Что-то выстрелило в нас из самой гущи развевающегося тряпья. Оно было чуть больше футбольного мяча. В школе на уроках физкультуры, если я что-то должен был поймать, обычно мне это не удавалось, рука опаздывала на секунду, и я получал удар в лицо или живот. Но сейчас это что-то летело прямо в меня и в Лэтти Хэмпсток, и не успел я подумать, как взял и
Вытянул обе руки и поймал его — косматый, извивающийся клубок из паутины и истлевшей ткани. А поймав, почувствовал боль: что-то кольнуло в ступню и тут же прошло, как будто я наступил на кнопку.
Лэтти выбила у меня из рук клубок, он упал на землю и исчез. Она схватила мою правую руку и крепко сжала ее. При этом, не прекращая петь.

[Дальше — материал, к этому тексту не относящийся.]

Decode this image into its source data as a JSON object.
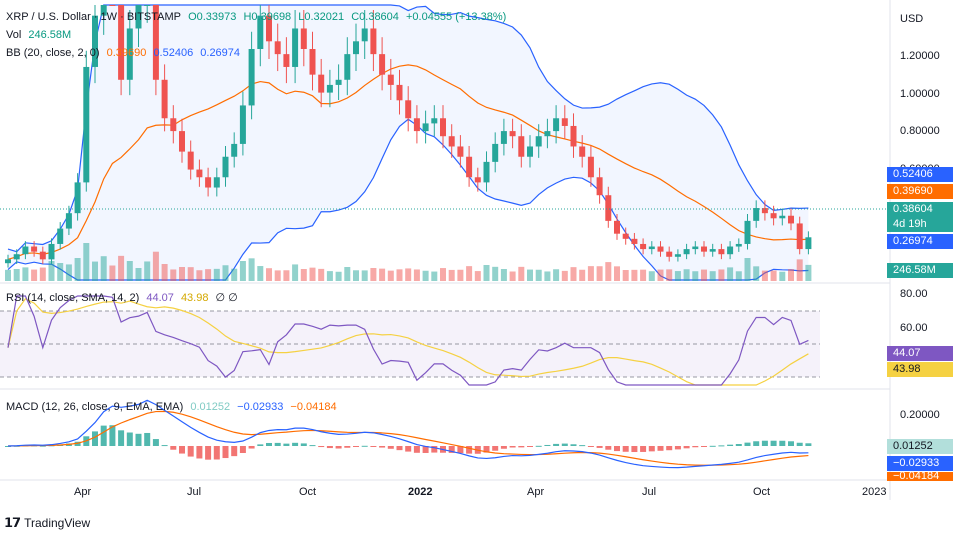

Эта песня являлась мне во снах, ее странные слова, незатейливый детский мотив, и иногда, во сне, я понимал, что в ней говорилось. В тех снах я тоже говорил на этом языке, на праязыке, и мог повелевать всем сущим. Во сне это был язык бытия, все сказанное на нем претворяется в жизнь, и ничто реченное не может быть ложью. Он — главный строительный камень мироздания. Во сне я использовал этот язык, чтобы лечить больных и летать; однажды мне приснилось, что я владелец замечательной маленькой таверны на берегу моря, и каждому своему постояльцу я говорил: «Исцелись», и он становился цельным, снова цельным, а не разбитым, потому что я говорил на языке формы.
И, так как Лэтти говорила на языке формы, даже не понимая, что она говорит, я догадался о том, что было сказано. Отныне существо на поляне было навеки привязано к этому месту, не могло выйти отсюда и не имело власти за пределами своих владений.